Though storms were brewing outside, the sounds of thunder erupted inside the Parker County Annex on Saturday as supporters of Weatherford ISD clapped and cheered when results revealed that all three bond propositions on the ballot had passed.
The district was seeking a total $74.9 million package for facility improvements for all its campuses, plus the replacement and grade realignment of Hall Middle School. Currently, WISD elementary schools serve grades kindergarten through sixth grades and middle schools serves grade seven and eight. WISD proposed to realign elementary schools to serve kindergarten through fifth grades and middle schools to serve sixth through eighth grades.
Proposition 1, at a cost of $18.8 million, allows for upgrades and improvements to comply with current codes and standards, increase safety and security and make schools more energy efficient and extend the life of each WISD facility. It passed 52.5 percent to 47.5 percent (2,281 - 2,062).
Proposition 2, the costliest of the three, passed by a mere seven votes, 2,169-2,162 or 50.08 percent to 49.92 percent. The $49.5 million price tag on what's this prop includes $41.1 million to tear down and replace the existing Hall Middle School with a new school at the current location to serve grades six through eight. The additional $8.4 million will be used to construct a sixth-grade classroom addition to Tison Middle School, as well as upgrade the track and field.

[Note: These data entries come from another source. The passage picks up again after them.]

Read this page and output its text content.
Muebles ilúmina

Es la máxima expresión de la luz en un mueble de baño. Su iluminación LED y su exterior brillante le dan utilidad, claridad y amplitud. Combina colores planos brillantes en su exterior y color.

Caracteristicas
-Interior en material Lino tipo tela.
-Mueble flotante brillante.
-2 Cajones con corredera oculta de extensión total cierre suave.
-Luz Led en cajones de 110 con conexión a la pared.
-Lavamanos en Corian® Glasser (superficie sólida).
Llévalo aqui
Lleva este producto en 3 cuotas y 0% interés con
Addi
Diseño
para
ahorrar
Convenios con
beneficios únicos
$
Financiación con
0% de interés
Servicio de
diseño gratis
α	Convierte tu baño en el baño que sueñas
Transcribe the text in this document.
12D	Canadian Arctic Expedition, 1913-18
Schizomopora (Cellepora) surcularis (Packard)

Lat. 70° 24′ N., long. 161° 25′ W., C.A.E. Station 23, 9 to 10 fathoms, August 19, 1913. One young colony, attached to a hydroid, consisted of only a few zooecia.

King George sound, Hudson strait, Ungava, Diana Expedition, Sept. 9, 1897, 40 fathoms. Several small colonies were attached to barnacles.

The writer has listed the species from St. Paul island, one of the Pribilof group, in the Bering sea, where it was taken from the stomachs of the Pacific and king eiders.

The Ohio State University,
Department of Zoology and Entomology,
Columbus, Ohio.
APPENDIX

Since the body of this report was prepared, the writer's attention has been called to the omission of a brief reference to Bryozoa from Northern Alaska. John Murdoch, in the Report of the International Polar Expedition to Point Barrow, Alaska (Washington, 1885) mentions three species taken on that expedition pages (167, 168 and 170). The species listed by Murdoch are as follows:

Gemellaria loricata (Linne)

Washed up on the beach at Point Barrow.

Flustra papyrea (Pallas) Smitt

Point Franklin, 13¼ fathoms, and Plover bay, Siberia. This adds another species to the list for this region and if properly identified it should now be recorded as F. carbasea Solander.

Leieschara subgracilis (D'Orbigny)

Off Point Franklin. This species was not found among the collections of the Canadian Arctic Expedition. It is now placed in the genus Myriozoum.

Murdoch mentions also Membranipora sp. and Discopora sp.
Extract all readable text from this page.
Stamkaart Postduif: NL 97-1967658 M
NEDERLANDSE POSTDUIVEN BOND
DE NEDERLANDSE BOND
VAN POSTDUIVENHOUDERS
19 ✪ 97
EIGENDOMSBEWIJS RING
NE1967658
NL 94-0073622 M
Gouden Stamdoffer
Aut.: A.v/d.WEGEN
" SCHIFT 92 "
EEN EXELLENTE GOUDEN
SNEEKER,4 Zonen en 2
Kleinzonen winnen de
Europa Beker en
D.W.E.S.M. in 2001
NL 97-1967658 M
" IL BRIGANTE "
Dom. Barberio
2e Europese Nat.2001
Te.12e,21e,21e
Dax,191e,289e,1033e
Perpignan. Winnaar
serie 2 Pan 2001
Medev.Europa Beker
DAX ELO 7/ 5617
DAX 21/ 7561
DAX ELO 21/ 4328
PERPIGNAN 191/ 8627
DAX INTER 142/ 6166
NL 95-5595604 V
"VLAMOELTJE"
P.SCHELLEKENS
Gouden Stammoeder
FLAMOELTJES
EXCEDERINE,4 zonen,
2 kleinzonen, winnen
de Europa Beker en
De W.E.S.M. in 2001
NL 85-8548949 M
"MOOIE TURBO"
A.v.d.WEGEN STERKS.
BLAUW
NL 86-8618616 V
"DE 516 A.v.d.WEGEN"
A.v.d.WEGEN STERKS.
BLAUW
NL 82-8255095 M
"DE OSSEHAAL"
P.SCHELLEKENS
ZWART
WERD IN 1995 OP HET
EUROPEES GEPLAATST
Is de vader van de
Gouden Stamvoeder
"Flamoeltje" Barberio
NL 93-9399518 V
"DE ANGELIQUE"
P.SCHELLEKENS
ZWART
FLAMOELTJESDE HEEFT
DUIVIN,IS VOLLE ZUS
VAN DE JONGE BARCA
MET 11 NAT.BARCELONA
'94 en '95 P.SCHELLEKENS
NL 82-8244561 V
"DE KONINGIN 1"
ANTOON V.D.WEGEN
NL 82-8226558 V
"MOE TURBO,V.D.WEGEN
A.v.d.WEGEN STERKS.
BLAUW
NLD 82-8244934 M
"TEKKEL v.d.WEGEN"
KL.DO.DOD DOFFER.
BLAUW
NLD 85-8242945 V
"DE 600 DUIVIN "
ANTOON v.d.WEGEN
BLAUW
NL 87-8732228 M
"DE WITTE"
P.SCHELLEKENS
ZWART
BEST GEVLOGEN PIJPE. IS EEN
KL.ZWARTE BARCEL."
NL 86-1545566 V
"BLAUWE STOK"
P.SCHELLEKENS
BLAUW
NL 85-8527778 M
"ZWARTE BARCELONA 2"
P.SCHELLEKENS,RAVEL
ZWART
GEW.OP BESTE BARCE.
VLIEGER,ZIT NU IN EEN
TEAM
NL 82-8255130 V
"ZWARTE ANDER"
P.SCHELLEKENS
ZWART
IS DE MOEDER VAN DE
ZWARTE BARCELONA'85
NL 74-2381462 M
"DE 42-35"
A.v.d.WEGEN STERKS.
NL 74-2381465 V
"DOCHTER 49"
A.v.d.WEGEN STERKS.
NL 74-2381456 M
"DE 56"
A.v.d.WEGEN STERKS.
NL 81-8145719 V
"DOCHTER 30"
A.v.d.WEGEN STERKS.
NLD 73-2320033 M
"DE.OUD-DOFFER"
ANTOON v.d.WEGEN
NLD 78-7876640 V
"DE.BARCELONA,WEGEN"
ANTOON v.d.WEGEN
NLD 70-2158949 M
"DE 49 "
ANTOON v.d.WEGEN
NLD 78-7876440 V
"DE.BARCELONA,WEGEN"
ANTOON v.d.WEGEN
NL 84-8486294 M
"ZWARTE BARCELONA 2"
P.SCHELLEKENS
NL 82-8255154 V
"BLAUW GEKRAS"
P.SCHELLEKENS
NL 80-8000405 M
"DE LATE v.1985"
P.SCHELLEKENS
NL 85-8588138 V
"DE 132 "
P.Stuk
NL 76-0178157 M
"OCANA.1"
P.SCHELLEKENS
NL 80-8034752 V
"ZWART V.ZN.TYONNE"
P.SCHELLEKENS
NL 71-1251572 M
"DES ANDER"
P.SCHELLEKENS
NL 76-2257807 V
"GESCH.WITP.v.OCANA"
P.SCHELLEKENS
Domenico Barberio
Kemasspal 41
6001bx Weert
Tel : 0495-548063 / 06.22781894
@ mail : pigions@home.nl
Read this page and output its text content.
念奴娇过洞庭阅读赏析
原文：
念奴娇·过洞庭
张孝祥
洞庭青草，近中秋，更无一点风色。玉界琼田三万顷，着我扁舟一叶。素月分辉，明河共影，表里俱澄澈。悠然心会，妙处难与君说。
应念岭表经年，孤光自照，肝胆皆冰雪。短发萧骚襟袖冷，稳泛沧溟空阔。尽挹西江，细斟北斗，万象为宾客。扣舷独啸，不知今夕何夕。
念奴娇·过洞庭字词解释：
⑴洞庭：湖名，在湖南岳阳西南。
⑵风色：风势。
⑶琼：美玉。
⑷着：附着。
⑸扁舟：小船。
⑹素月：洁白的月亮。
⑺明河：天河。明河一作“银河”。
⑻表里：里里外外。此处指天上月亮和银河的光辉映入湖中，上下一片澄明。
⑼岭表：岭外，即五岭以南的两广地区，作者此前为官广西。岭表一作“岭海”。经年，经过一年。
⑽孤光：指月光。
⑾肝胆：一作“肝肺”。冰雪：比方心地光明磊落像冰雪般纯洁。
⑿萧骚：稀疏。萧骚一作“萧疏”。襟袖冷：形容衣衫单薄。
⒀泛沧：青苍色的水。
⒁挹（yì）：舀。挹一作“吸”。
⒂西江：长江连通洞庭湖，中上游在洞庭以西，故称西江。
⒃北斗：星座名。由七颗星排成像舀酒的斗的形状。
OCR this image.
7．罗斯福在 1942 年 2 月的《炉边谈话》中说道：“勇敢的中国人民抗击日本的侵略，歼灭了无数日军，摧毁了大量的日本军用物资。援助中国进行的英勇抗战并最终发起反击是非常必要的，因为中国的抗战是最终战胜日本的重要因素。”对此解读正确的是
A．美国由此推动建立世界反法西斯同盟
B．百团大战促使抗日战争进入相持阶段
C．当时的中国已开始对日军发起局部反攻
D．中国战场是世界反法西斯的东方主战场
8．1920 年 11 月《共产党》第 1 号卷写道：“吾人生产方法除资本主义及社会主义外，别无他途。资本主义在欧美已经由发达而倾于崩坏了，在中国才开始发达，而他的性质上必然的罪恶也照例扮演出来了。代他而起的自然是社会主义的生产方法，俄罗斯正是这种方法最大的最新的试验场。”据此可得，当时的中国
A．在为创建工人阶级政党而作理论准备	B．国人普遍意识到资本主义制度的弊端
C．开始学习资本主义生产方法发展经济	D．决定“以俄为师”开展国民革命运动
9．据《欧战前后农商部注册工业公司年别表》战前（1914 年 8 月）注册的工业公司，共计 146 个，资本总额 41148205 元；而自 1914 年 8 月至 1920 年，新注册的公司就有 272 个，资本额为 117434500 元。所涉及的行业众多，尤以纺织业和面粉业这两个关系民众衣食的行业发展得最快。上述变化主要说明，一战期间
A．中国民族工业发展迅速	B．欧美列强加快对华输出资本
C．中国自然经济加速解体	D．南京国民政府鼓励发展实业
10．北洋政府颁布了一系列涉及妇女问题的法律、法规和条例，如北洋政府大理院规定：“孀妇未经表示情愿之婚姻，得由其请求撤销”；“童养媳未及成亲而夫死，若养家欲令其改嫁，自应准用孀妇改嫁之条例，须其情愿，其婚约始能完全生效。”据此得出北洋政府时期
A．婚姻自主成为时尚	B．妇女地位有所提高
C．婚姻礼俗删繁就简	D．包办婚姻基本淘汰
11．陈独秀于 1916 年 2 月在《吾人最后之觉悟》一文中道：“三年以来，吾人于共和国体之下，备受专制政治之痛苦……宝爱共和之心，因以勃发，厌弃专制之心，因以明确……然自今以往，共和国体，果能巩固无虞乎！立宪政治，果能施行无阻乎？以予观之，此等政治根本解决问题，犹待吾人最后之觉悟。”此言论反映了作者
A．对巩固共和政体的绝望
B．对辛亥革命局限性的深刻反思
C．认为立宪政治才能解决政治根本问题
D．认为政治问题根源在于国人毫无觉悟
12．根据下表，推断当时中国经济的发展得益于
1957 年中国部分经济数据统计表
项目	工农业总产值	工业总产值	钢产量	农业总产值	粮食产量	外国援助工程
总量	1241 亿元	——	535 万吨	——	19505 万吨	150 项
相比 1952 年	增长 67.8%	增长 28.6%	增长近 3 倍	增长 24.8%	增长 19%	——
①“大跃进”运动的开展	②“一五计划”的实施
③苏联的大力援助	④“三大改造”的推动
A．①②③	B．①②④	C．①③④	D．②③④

Proposition 3 addresses safety and security at all campuses ($6.6 million) and includes the construction of controlled entrances to improve security at all existing campuses and passed 52 percent to 48 percent (2,252 to 2,087).
The estimated tax impact of the total bond proposal is anticipated to be $7.79 per month based on a $100,000 home value.
The last time Weatherford voters passed a bond package was in 1999 when they voted to approve $97 million to construct a new high school, among other improvements.
In 2013, voters overwhelmingly let their voice be heard and defeated a proposed $107.32 million package with 68.94 percent of the vote. That bond proposal had included four key focus areas including safety and security, building capacity, technology and capital improvements.
Though it took longer than expected due to a large turnout on Election Day and the weather, both Aledo ISD proposals passed as well.
The $53.2 million bond proposal included one for $28.8 million that focused on a new elementary school, and another for $24.4 million that focused on technology, new school buses, safety and security and construction and renovation within existing facilities.
Proposition 1 – the new elementary school – passed 1,756 – 1,677 (51.15 percent to 48.85 percent). Proposition 2 passed 52.41 percent to 47.59 percent (1,802 – 1,636).
Last November, voters rejected a similar bond proposal of $61.3 million - all in the same package. The Aledo 2025 Committee went back to work, did some restructuring, and broke their proposal into two packages.
Neither bonds include the cost of land on which to place the new elementary school, however, with the newest district growth projected to be in the upcoming Walsh Ranch development, the school is expected to be built on land donated within that development.
The estimated tax impact of the total bond proposal is anticipated to be about $7.78 per month based on a $100,000 home value.
Two places were up for grabs on the Weatherford ISD Board of Trustees.
For Place 1, S. Brian Catlin earned 54.05 percent (1,873) of the vote versus opponent Amy Bonnett, who had 45.95 percent (1,592).
For Place 2, incumbent Jeff Geyer narrowly retained his seat on the board, defeating Ben Schoonover, 1,730 – 1,674 (50.82 percent - 49.18 percent).
In Aledo, three school board members also won seats.
Incumbent and board president Jay Stringer was uncontested in Place 1.
Jennifer Loftin defeated opponents Cindi Neverdousky and Hans Dube for Place 2 by earning 43.36 percent of the vote. Her closest opponent, Dube, had 32.58 percent of the vote. Neverdousky finished with 24 percent.
Incumbent Dr. David Tillman also faced two opponents for Place 3, but came away with a close victory over challenger David Denman, 1,216 to 1,190. Vernon Anderson Jr. was a distant third with 419 votes.
Weatherford City Council
One place on the Weatherford City Council was decided as well and one will be a runoff.
Place 3 was the heaviest contested with four people vying for the seat - Reed Wainwright, Wade Calhoun, Dale Fleeger and Jim Merritt. Wainwright and nearest competitor Fleeger will have a runoff June 13. Early voting for that will be from June 1-9.
Wainwright received 840 votes to Fleeger’s 568.
Incumbent Craig Swancy easily retained his seat, defeating challenger Tom Holman with nearly 72 percent of the vote.